DensityInterface.logdensityof(d::PyHfLikelihood, x::AbstractVector{<:Real}) = d.log_likelihood(x)

function ChainRulesCore.rrule(d::PyHfLikelihood, x::AbstractVector{<:Real})
    y, pypullback = jax.vjp(lhood,jax.numpy.array(x))
    function pyhf_pullback(dy)
        dx = @thunk pyhf_pullback(unthunk(dy))
        return NoTangent(), dx
    return y, pyhf_pullback

Something along these lines should already be a BAT and Zygote-compatible likelihood density.

Moelf commented 2 years ago

re-useing pyhf's likelihood seems to be free:

using PyCall, BAT
pyhf = pyimport("pyhf")
# spec is a JSON/Dict per pyhf standard
pdf_pyhf = pyhf.Model(spec)
data_pyhf = [v_data; pdf_pyhf.config.auxdata]

function likelihood_pyhf(v)
    (;μ, θ) = v
    LogDVal(only(pdf_pyhf.logpdf([μ, θ], data_pyhf)))

then for BAT

prior = BAT.NamedTupleDist(
  μ = Uniform(0, 4),
  θ = Normal()

posterior = PosteriorDensity(likelihood_pyhf, prior)
best_fit = bat_findmode(posterior).result

just works. Of course this case it's probably Optim.jl handling the fit without gradient.

lukasheinrich commented 2 years ago

nice! one thing that might be nice to try is to use @philippeller's batty from python

also note: the pyhf pdf comes with data-driven constraints that perhaps in a native Bayesian approach would be given as priors. I.e. the priors BAT should receive are "ur-priors" with this more detailed PDF are likely more uninformative, i.e. θ might rather be a wide normal (with sigma > 1) as the auxdata already provides some data to constrain

oschulz commented 2 years ago

@Moelf provided a nice initial example in #345.
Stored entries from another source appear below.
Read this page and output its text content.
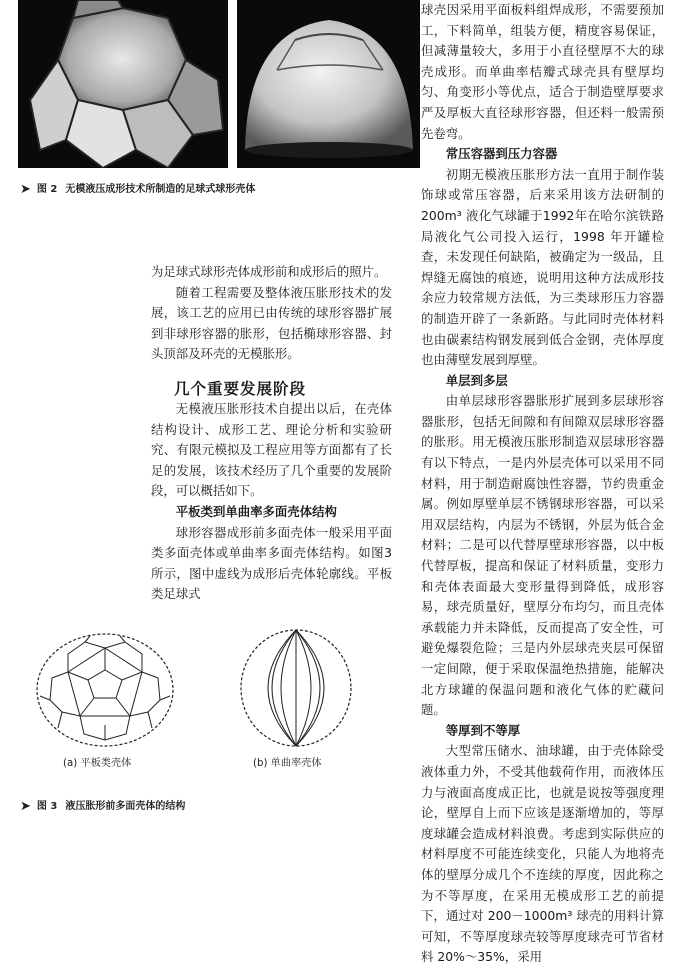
➤ 图 2 无模液压成形技术所制造的足球式球形壳体

为足球式球形壳体成形前和成形后的照片。

随着工程需要及整体液压胀形技术的发展，该工艺的应用已由传统的球形容器扩展到非球形容器的胀形，包括椭球形容器、封头顶部及环壳的无模胀形。

几个重要发展阶段

无模液压胀形技术自提出以后，在壳体结构设计、成形工艺、理论分析和实验研究、有限元模拟及工程应用等方面都有了长足的发展，该技术经历了几个重要的发展阶段，可以概括如下。

平板类到单曲率多面壳体结构

球形容器成形前多面壳体一般采用平面类多面壳体或单曲率多面壳体结构。如图3所示，图中虚线为成形后壳体轮廓线。平板类足球式

(a) 平板类壳体	(b) 单曲率壳体
➤ 图 3 液压胀形前多面壳体的结构

球壳因采用平面板料组焊成形，不需要预加工，下料简单，组装方便，精度容易保证，但减薄量较大，多用于小直径壁厚不大的球壳成形。而单曲率桔瓣式球壳具有壁厚均匀、角变形小等优点，适合于制造壁厚要求严及厚板大直径球形容器，但还料一般需预先卷弯。

常压容器到压力容器

初期无模液压胀形方法一直用于制作装饰球或常压容器，后来采用该方法研制的 200m³ 液化气球罐于1992年在哈尔滨铁路局液化气公司投入运行，1998 年开罐检查，未发现任何缺陷，被确定为一级品，且焊缝无腐蚀的痕迹，说明用这种方法成形技余应力较常规方法低，为三类球形压力容器的制造开辟了一条新路。与此同时壳体材料也由碳素结构钢发展到低合金钢，壳体厚度也由薄壁发展到厚壁。

单层到多层

由单层球形容器胀形扩展到多层球形容器胀形，包括无间隙和有间隙双层球形容器的胀形。用无模液压胀形制造双层球形容器有以下特点，一是内外层壳体可以采用不同材料，用于制造耐腐蚀性容器，节约贵重金属。例如厚壁单层不锈钢球形容器，可以采用双层结构，内层为不锈钢，外层为低合金材料；二是可以代替厚壁球形容器，以中板代替厚板，提高和保证了材料质量，变形力和壳体表面最大变形量得到降低，成形容易，球壳质量好，壁厚分布均匀，而且壳体承载能力并未降低，反而提高了安全性，可避免爆裂危险；三是内外层球壳夹层可保留一定间隙，便于采取保温绝热措施，能解决北方球罐的保温问题和液化气体的贮藏问题。

等厚到不等厚

大型常压储水、油球罐，由于壳体除受液体重力外，不受其他载荷作用，而液体压力与液面高度成正比，也就是说按等强度理论，壁厚自上而下应该是逐渐增加的，等厚度球罐会造成材料浪费。考虑到实际供应的材料厚度不可能连续变化，只能人为地将壳体的壁厚分成几个不连续的厚度，因此称之为不等厚度，在采用无模成形工艺的前提下，通过对 200－1000m³ 球壳的用料计算可知，不等厚度球壳较等厚度球壳可节省材料 20%～35%，采用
Moelf commented 2 years ago

Still need to figure out how to define the correct rrule, right now it would crash if you try to sample the posterior

oschulz commented 2 years ago

And we should make life easier on the user by looking into the pyhf model to get the order of variables, so things won't go badly if they are in a different order in the prior.